Tanzimat Osmanlı muhafazakarlığını, Meşrutiyetler Tanzimat’ı, Cumhuriyet tamamını kötüleyerek kendine meşruiyet kazandırmaya çalıştı.
Geçmişin eksikliklerini, arızalarını, yanlış tutumlarını gidererek, düzelterek, tamir ederek aşmayı değil, bilakis ilgili tartışmaları derinleştirerek negatif bir söylemle birbirleri üzerinden geleceğe taşıdılar.

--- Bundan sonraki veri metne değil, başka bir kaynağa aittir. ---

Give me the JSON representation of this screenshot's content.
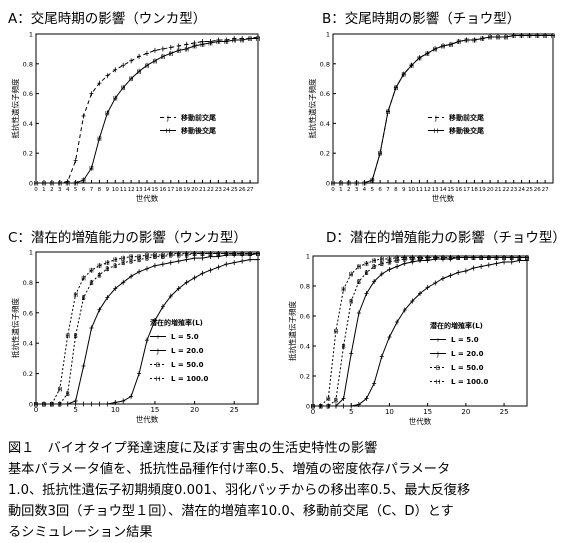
{
  "panels": [
    {
      "title": "A：交尾時期の影響（ウンカ型）",
      "chart_data": {
        "type": "line",
        "xlabel": "世代数",
        "ylabel": "抵抗性遺伝子頻度",
        "xlim": [
          0,
          28
        ],
        "ylim": [
          0,
          1
        ],
        "x_ticks": [
          "0",
          "1",
          "2",
          "3",
          "4",
          "5",
          "6",
          "7",
          "8",
          "9",
          "10",
          "11",
          "12",
          "13",
          "14",
          "15",
          "16",
          "17",
          "18",
          "19",
          "20",
          "21",
          "22",
          "23",
          "24",
          "25",
          "26",
          "27"
        ],
        "y_ticks": [
          "0",
          "0.2",
          "0.4",
          "0.6",
          "0.8",
          "1"
        ],
        "grid": false,
        "legend_position": "right-middle",
        "series": [
          {
            "name": "移動前交尾",
            "marker": "J",
            "x": [
              0,
              1,
              2,
              3,
              4,
              5,
              6,
              7,
              8,
              9,
              10,
              11,
              12,
              13,
              14,
              15,
              16,
              17,
              18,
              19,
              20,
              21,
              22,
              23,
              24,
              25,
              26,
              27,
              28
            ],
            "y": [
              0,
              0,
              0,
              0,
              0.01,
              0.15,
              0.45,
              0.6,
              0.67,
              0.72,
              0.76,
              0.79,
              0.82,
              0.85,
              0.87,
              0.89,
              0.9,
              0.91,
              0.92,
              0.93,
              0.94,
              0.95,
              0.95,
              0.96,
              0.96,
              0.97,
              0.97,
              0.97,
              0.98
            ]
          },
          {
            "name": "移動後交尾",
            "marker": "H",
            "x": [
              0,
              1,
              2,
              3,
              4,
              5,
              6,
              7,
              8,
              9,
              10,
              11,
              12,
              13,
              14,
              15,
              16,
              17,
              18,
              19,
              20,
              21,
              22,
              23,
              24,
              25,
              26,
              27,
              28
            ],
            "y": [
              0,
              0,
              0,
              0,
              0,
              0,
              0.02,
              0.1,
              0.3,
              0.47,
              0.57,
              0.64,
              0.7,
              0.75,
              0.79,
              0.82,
              0.85,
              0.87,
              0.89,
              0.9,
              0.92,
              0.93,
              0.94,
              0.95,
              0.95,
              0.96,
              0.96,
              0.97,
              0.97
            ]
          }
        ]
      }
    },
    {
      "title": "B：交尾時期の影響（チョウ型）",
      "chart_data": {
        "type": "line",
        "xlabel": "世代数",
        "ylabel": "抵抗性遺伝子頻度",
        "xlim": [
          0,
          28
        ],
        "ylim": [
          0,
          1
        ],
        "x_ticks": [
          "0",
          "1",
          "2",
          "3",
          "4",
          "5",
          "6",
          "7",
          "8",
          "9",
          "10",
          "11",
          "12",
          "13",
          "14",
          "15",
          "16",
          "17",
          "18",
          "19",
          "20",
          "21",
          "22",
          "23",
          "24",
          "25",
          "26",
          "27"
        ],
        "y_ticks": [
          "0",
          "0.2",
          "0.4",
          "0.6",
          "0.8",
          "1"
        ],
        "grid": false,
        "legend_position": "right-middle",
        "series": [
          {
            "name": "移動前交尾",
            "marker": "J",
            "x": [
              0,
              1,
              2,
              3,
              4,
              5,
              6,
              7,
              8,
              9,
              10,
              11,
              12,
              13,
              14,
              15,
              16,
              17,
              18,
              19,
              20,
              21,
              22,
              23,
              24,
              25,
              26,
              27,
              28
            ],
            "y": [
              0,
              0,
              0,
              0,
              0,
              0.02,
              0.2,
              0.48,
              0.64,
              0.73,
              0.79,
              0.84,
              0.87,
              0.9,
              0.92,
              0.93,
              0.95,
              0.96,
              0.96,
              0.97,
              0.98,
              0.98,
              0.98,
              0.99,
              0.99,
              0.99,
              0.99,
              0.99,
              0.99
            ]
          },
          {
            "name": "移動後交尾",
            "marker": "H",
            "x": [
              0,
              1,
              2,
              3,
              4,
              5,
              6,
              7,
              8,
              9,
              10,
              11,
              12,
              13,
              14,
              15,
              16,
              17,
              18,
              19,
              20,
              21,
              22,
              23,
              24,
              25,
              26,
              27,
              28
            ],
            "y": [
              0,
              0,
              0,
              0,
              0,
              0.02,
              0.2,
              0.48,
              0.64,
              0.73,
              0.79,
              0.84,
              0.87,
              0.9,
              0.92,
              0.93,
              0.95,
              0.96,
              0.96,
              0.97,
              0.98,
              0.98,
              0.98,
              0.99,
              0.99,
              0.99,
              0.99,
              0.99,
              0.99
            ]
          }
        ]
      }
    },
    {
      "title": "C：潜在的増殖能力の影響（ウンカ型）",
      "chart_data": {
        "type": "line",
        "xlabel": "世代数",
        "ylabel": "抵抗性遺伝子頻度",
        "xlim": [
          0,
          28
        ],
        "ylim": [
          0,
          1
        ],
        "x_ticks": [
          "0",
          "5",
          "10",
          "15",
          "20",
          "25"
        ],
        "y_ticks": [
          "0",
          "0.2",
          "0.4",
          "0.6",
          "0.8",
          "1"
        ],
        "grid": false,
        "legend_position": "right-middle",
        "legend_title": "潜在的増殖率(L)",
        "series": [
          {
            "name": "L = 5.0",
            "marker": "+",
            "x": [
              0,
              1,
              2,
              3,
              4,
              5,
              6,
              7,
              8,
              9,
              10,
              11,
              12,
              13,
              14,
              15,
              16,
              17,
              18,
              19,
              20,
              21,
              22,
              23,
              24,
              25,
              26,
              27,
              28
            ],
            "y": [
              0,
              0,
              0,
              0,
              0,
              0,
              0,
              0,
              0,
              0,
              0.01,
              0.02,
              0.05,
              0.2,
              0.42,
              0.55,
              0.64,
              0.71,
              0.76,
              0.8,
              0.83,
              0.86,
              0.88,
              0.9,
              0.92,
              0.93,
              0.94,
              0.95,
              0.95
            ]
          },
          {
            "name": "L = 20.0",
            "marker": "J",
            "x": [
              0,
              1,
              2,
              3,
              4,
              5,
              6,
              7,
              8,
              9,
              10,
              11,
              12,
              13,
              14,
              15,
              16,
              17,
              18,
              19,
              20,
              21,
              22,
              23,
              24,
              25,
              26,
              27,
              28
            ],
            "y": [
              0,
              0,
              0,
              0,
              0,
              0.02,
              0.25,
              0.5,
              0.62,
              0.7,
              0.76,
              0.8,
              0.84,
              0.87,
              0.89,
              0.91,
              0.92,
              0.93,
              0.94,
              0.95,
              0.96,
              0.96,
              0.97,
              0.97,
              0.98,
              0.98,
              0.98,
              0.98,
              0.99
            ]
          },
          {
            "name": "L = 50.0",
            "marker": "B",
            "x": [
              0,
              1,
              2,
              3,
              4,
              5,
              6,
              7,
              8,
              9,
              10,
              11,
              12,
              13,
              14,
              15,
              16,
              17,
              18,
              19,
              20,
              21,
              22,
              23,
              24,
              25,
              26,
              27,
              28
            ],
            "y": [
              0,
              0,
              0,
              0,
              0.07,
              0.45,
              0.7,
              0.8,
              0.85,
              0.89,
              0.91,
              0.93,
              0.94,
              0.95,
              0.96,
              0.97,
              0.97,
              0.98,
              0.98,
              0.98,
              0.99,
              0.99,
              0.99,
              0.99,
              0.99,
              0.99,
              0.99,
              0.99,
              0.99
            ]
          },
          {
            "name": "L = 100.0",
            "marker": "H",
            "x": [
              0,
              1,
              2,
              3,
              4,
              5,
              6,
              7,
              8,
              9,
              10,
              11,
              12,
              13,
              14,
              15,
              16,
              17,
              18,
              19,
              20,
              21,
              22,
              23,
              24,
              25,
              26,
              27,
              28
            ],
            "y": [
              0,
              0,
              0,
              0.1,
              0.45,
              0.72,
              0.83,
              0.88,
              0.91,
              0.93,
              0.95,
              0.96,
              0.97,
              0.97,
              0.98,
              0.98,
              0.98,
              0.99,
              0.99,
              0.99,
              0.99,
              0.99,
              0.99,
              0.99,
              0.99,
              0.99,
              0.99,
              0.99,
              0.99
            ]
          }
        ]
      }
    },
    {
      "title": "D：潜在的増殖能力の影響（チョウ型）",
      "chart_data": {
        "type": "line",
        "xlabel": "世代数",
        "ylabel": "抵抗性遺伝子頻度",
        "xlim": [
          0,
          28
        ],
        "ylim": [
          0,
          1
        ],
        "x_ticks": [
          "0",
          "5",
          "10",
          "15",
          "20",
          "25"
        ],
        "y_ticks": [
          "0",
          "0.2",
          "0.4",
          "0.6",
          "0.8",
          "1"
        ],
        "grid": false,
        "legend_position": "right-middle",
        "legend_title": "潜在的増殖率(L)",
        "series": [
          {
            "name": "L = 5.0",
            "marker": "+",
            "x": [
              0,
              1,
              2,
              3,
              4,
              5,
              6,
              7,
              8,
              9,
              10,
              11,
              12,
              13,
              14,
              15,
              16,
              17,
              18,
              19,
              20,
              21,
              22,
              23,
              24,
              25,
              26,
              27,
              28
            ],
            "y": [
              0,
              0,
              0,
              0,
              0,
              0,
              0.01,
              0.05,
              0.15,
              0.33,
              0.46,
              0.56,
              0.64,
              0.7,
              0.75,
              0.79,
              0.82,
              0.85,
              0.87,
              0.89,
              0.9,
              0.92,
              0.93,
              0.94,
              0.95,
              0.96,
              0.96,
              0.97,
              0.97
            ]
          },
          {
            "name": "L = 20.0",
            "marker": "J",
            "x": [
              0,
              1,
              2,
              3,
              4,
              5,
              6,
              7,
              8,
              9,
              10,
              11,
              12,
              13,
              14,
              15,
              16,
              17,
              18,
              19,
              20,
              21,
              22,
              23,
              24,
              25,
              26,
              27,
              28
            ],
            "y": [
              0,
              0,
              0,
              0,
              0.05,
              0.35,
              0.62,
              0.75,
              0.83,
              0.88,
              0.91,
              0.93,
              0.95,
              0.96,
              0.97,
              0.97,
              0.98,
              0.98,
              0.98,
              0.99,
              0.99,
              0.99,
              0.99,
              0.99,
              0.99,
              0.99,
              0.99,
              0.99,
              0.99
            ]
          },
          {
            "name": "L = 50.0",
            "marker": "B",
            "x": [
              0,
              1,
              2,
              3,
              4,
              5,
              6,
              7,
              8,
              9,
              10,
              11,
              12,
              13,
              14,
              15,
              16,
              17,
              18,
              19,
              20,
              21,
              22,
              23,
              24,
              25,
              26,
              27,
              28
            ],
            "y": [
              0,
              0,
              0,
              0.04,
              0.4,
              0.7,
              0.83,
              0.89,
              0.93,
              0.95,
              0.96,
              0.97,
              0.98,
              0.98,
              0.98,
              0.99,
              0.99,
              0.99,
              0.99,
              0.99,
              0.99,
              0.99,
              0.99,
              0.99,
              0.99,
              0.99,
              0.99,
              0.99,
              0.99
            ]
          },
          {
            "name": "L = 100.0",
            "marker": "H",
            "x": [
              0,
              1,
              2,
              3,
              4,
              5,
              6,
              7,
              8,
              9,
              10,
              11,
              12,
              13,
              14,
              15,
              16,
              17,
              18,
              19,
              20,
              21,
              22,
              23,
              24,
              25,
              26,
              27,
              28
            ],
            "y": [
              0,
              0,
              0.05,
              0.5,
              0.78,
              0.88,
              0.93,
              0.95,
              0.97,
              0.98,
              0.98,
              0.99,
              0.99,
              0.99,
              0.99,
              0.99,
              0.99,
              0.99,
              0.99,
              0.99,
              0.99,
              0.99,
              0.99,
              0.99,
              0.99,
              0.99,
              0.99,
              0.99,
              0.99
            ]
          }
        ]
      }
    }
  ],
  "caption": {
    "lines": [
      "図１　バイオタイプ発達速度に及ぼす害虫の生活史特性の影響",
      "基本パラメータ値を、抵抗性品種作付け率0.5、増殖の密度依存パラメータ",
      "1.0、抵抗性遺伝子初期頻度0.001、羽化パッチからの移出率0.5、最大反復移",
      "動回数3回（チョウ型１回）、潜在的増殖率10.0、移動前交尾（C、D）とす",
      "るシミュレーション結果"
    ]
  }
}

Bu nedenle birbirlerine göre farklılık ortaya koyamadıkları gibi, benzerlikleri olsun koruyarak, kendilerine mahsus bir yer açamadılar.
Neticede her üçü de, yönetim bakımından bir yenilik vadetseler de, halkı devlete sahiplik duygusuyla harekete geçirecek düşünsel bir atılıma sahip olamadılar. Bilakis, Batılılaşma eksenli değişimleri dayatma zorbalığında yarıştılar.
CHP ise, bu süreci değiştirilmeyecek ve değiştirilmesi dahi teklif edilemeyecek bir umde olarak benimseyip, bunu siyasi savaşının en önemli nesnesine dönüştürdü.
Öyle ki, Osmanlı’yı dindarlığın, dindarlığı ise Osmanlıcılığın bir alameti gibi görerek ve göstererek halka, milli tarihe, ilgili maddi ve manevi değerlere savaşı kendi zihniyetinde meşrulaştırdı; tarih körlüğünü parti tarihine zemin yaparak kendi aslına kattı.